Bathrooms are the biggest source of daily water output for residential developments, and housebuilders should now take the opportunity to take a proactive approach to water efficiency in order to future-proof projects.
Current Building Regulations require all new dwellings to achieve water efficiency of 125 litres per person per day, with an optional requirement to achieve water efficiency of 110 litres per person per day, under the latest version of Approved Document G. It is widely anticipated that this optional requirement will be adopted under Building Regulations.
Therefore, by specifying solutions that adhere to the Government’s ‘optional’ requirement to achieve water efficiency of 110 litres, professionals can not only ensure the property is compliant with current regulations, but simultaneously support future homeowners in proactively reducing their long-term water and energy usage.
Water companies are keen to support housebuilders in reducing the water consumption of each dwelling, and are now offering additional incentives to deliver against these targets. For example, Severn Trent is offering anyone building a new home £353 off their clean water infrastructure charge if they have built to 110 litres or less PPPD, while Southern Water is offering a total discount of £230 per property.
These cost saving benefits will also be passed on to the homeowner. It’s no secret that the housing development market is crowded, with a requirement of up to 345,000 new homes a year, yet general consumers are becoming much more environmentally savvy, extending to the homes they are purchasing. Therefore, developers are now looking for ways to meet this need, while creating a point of difference, and by specifying water efficient fixtures and fittings, it will not only help to protect the nation’s water availability, but also help to reduce homeowners’ future water bills.

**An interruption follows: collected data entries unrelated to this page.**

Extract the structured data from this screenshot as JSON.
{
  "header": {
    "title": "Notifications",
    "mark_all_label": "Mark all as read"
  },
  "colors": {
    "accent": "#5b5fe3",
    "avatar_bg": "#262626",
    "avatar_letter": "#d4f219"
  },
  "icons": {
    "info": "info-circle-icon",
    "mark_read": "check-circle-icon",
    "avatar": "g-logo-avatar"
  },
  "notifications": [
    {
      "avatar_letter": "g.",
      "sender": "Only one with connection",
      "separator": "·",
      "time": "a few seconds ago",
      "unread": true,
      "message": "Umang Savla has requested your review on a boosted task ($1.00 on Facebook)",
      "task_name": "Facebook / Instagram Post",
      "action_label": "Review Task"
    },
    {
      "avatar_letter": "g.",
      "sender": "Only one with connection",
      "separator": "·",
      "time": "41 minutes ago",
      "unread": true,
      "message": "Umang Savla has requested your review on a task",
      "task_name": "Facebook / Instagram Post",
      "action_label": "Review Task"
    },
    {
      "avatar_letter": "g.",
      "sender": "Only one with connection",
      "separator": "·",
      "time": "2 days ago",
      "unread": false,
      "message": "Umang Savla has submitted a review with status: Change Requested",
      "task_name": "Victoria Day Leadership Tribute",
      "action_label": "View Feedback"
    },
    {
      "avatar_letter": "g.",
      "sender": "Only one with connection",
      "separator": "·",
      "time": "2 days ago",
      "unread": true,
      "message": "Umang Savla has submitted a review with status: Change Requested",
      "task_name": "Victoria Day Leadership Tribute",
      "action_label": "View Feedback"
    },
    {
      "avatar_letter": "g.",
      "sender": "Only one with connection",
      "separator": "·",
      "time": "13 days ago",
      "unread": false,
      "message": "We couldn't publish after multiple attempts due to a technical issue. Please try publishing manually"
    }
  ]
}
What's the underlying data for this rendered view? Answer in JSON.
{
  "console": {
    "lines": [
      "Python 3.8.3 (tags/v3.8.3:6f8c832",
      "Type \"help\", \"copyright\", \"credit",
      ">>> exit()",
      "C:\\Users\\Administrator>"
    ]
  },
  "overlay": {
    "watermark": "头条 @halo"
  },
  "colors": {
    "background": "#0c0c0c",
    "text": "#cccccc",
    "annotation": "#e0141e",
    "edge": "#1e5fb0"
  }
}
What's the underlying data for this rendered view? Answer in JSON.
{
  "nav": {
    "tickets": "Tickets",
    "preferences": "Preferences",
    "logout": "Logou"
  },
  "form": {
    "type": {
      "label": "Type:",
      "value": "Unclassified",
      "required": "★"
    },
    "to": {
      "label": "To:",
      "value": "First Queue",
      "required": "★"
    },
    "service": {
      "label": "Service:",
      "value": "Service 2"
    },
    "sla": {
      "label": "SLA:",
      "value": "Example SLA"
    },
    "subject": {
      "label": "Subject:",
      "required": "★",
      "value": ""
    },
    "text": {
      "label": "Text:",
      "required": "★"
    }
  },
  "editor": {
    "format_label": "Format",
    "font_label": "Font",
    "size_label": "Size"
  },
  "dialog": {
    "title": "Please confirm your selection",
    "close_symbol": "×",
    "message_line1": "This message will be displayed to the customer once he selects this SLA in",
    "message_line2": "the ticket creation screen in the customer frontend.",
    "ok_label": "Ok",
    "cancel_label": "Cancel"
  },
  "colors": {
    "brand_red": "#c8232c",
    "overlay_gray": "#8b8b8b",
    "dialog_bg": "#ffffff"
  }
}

This can be achieved by selecting showering solutions that feature low flow rates. However, while successfully reducing water and energy usage is the leading consideration, this shouldn’t be achieved at the expense of performance or visual appeal.
Historically, there has been a reluctance within the industry to embrace this change, as there was a misconception that water efficient products would lead to this compromise. However, technology has come a long way and manufacturers are placing a significant focus on creating showers and tapware that have been designed upon the principles of form, function and finish.
With water-conscious manufacturers now designing to ensure that specifiers no longer have to sacrifice form and function to achieve water efficiency, it is more crucial than ever that these industries work together to take a collective approach to protect the UK’s water supply.